His arms were covered in lettering and black ink tattoos. The most prominent was on his forearm- two snakes tangled and twisting toward his elbow, with dark scales and flat amatuer design.
“My Dad is a tattoo artist.” I said, pointing at the ones on his arms. “ Are those military?”
“What were you in for?”
He replied, “Don’t you think that’s a little personal?”
` “Yeah. But we don’t have anyone else to talk to. So you may as well tell me your story.”
“No story. A guy killed my mother and I beat him to death. Twenty-one years.”

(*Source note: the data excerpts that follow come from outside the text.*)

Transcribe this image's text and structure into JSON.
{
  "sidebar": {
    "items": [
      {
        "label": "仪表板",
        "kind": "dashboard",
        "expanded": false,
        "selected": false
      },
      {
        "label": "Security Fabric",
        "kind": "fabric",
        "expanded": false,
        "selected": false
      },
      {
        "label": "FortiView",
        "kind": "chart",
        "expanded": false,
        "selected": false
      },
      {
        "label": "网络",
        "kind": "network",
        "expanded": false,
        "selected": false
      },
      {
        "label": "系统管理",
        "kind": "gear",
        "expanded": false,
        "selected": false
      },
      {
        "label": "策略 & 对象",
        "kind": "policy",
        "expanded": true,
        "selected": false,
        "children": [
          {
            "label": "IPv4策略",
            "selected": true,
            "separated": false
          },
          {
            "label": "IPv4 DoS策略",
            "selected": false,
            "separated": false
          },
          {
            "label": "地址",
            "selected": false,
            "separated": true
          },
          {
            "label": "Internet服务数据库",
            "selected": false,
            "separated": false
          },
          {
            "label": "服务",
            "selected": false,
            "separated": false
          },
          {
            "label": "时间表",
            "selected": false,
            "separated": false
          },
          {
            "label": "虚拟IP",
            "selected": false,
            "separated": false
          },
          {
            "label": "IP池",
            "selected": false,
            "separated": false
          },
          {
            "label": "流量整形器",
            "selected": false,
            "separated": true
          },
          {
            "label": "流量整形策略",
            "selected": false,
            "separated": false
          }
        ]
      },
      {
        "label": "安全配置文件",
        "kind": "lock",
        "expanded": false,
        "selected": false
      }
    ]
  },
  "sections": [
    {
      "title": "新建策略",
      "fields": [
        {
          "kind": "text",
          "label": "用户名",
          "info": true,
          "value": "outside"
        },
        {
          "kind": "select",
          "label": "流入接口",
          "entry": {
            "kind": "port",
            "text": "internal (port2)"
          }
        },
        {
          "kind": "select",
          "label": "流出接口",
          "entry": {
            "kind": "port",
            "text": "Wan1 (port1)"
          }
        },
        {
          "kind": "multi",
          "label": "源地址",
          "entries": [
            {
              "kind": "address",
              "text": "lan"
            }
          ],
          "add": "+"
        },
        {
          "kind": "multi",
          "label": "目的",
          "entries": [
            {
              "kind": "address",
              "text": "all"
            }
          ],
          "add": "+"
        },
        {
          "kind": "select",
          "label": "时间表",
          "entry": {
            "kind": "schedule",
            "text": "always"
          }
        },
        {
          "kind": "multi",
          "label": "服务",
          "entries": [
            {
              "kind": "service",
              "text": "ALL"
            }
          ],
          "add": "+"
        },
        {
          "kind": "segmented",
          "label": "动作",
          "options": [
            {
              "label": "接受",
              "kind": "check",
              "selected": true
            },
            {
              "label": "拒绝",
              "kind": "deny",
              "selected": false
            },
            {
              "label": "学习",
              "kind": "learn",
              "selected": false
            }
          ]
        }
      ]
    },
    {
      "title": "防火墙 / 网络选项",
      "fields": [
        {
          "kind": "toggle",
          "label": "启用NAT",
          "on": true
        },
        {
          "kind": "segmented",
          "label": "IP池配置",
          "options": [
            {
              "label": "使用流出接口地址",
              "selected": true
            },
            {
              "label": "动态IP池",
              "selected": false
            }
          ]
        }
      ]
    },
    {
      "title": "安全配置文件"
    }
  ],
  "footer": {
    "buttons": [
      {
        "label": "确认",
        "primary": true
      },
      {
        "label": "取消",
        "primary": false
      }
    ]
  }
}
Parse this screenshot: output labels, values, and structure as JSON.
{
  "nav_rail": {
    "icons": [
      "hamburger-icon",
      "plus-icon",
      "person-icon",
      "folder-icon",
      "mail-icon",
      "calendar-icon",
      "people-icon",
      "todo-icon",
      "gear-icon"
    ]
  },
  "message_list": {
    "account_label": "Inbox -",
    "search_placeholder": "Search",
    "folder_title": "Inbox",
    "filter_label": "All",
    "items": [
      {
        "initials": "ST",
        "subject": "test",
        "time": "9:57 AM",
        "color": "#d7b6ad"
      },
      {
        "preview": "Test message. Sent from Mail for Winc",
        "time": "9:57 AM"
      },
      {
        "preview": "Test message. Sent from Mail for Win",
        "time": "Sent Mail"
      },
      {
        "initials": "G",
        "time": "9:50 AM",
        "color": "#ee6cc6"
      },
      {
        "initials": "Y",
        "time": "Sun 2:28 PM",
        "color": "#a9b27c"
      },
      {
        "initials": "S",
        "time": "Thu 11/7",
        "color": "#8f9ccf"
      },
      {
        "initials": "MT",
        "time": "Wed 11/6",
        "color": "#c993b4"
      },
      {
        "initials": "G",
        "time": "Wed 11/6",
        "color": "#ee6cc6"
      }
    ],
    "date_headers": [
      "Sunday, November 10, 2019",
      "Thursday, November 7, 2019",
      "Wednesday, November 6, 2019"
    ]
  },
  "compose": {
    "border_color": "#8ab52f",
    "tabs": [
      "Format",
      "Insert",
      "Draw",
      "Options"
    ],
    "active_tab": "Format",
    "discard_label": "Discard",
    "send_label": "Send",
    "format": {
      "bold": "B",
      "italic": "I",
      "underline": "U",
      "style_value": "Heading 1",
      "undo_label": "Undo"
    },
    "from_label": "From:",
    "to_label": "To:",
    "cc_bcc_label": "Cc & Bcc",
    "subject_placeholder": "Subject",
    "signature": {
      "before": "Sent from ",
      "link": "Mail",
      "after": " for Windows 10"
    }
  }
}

He looked into me with green eyes, itching to tell me more; to connect with anyone. He turned and picked out another wet cigarette, placed the butt of it in his mouth without lighting it. I can’t remember the last time someone opened up to me like that, especially with something so raw and real. It’s tough to get a stranger off his iphone at the bar long enough to make a friend, and a societal outcast just let me in on one of the darkest moments in his life. I gave him an forcedly empathetic pat on the back. He was squishy wet, and smelled bad.
My ride pulls up.
“ Poor timing. I hope I see you out here next week.” I said. Not really thinking that I’m implicating that he should stay both homeless and drunk.
He nodded and we shook hands. I haven’t seen him since, and I legitimately worry about his week of chemo. I feel like if he had made it I would have seen him around, and it occurs to me that I’m maybe the last person to ever hear his story.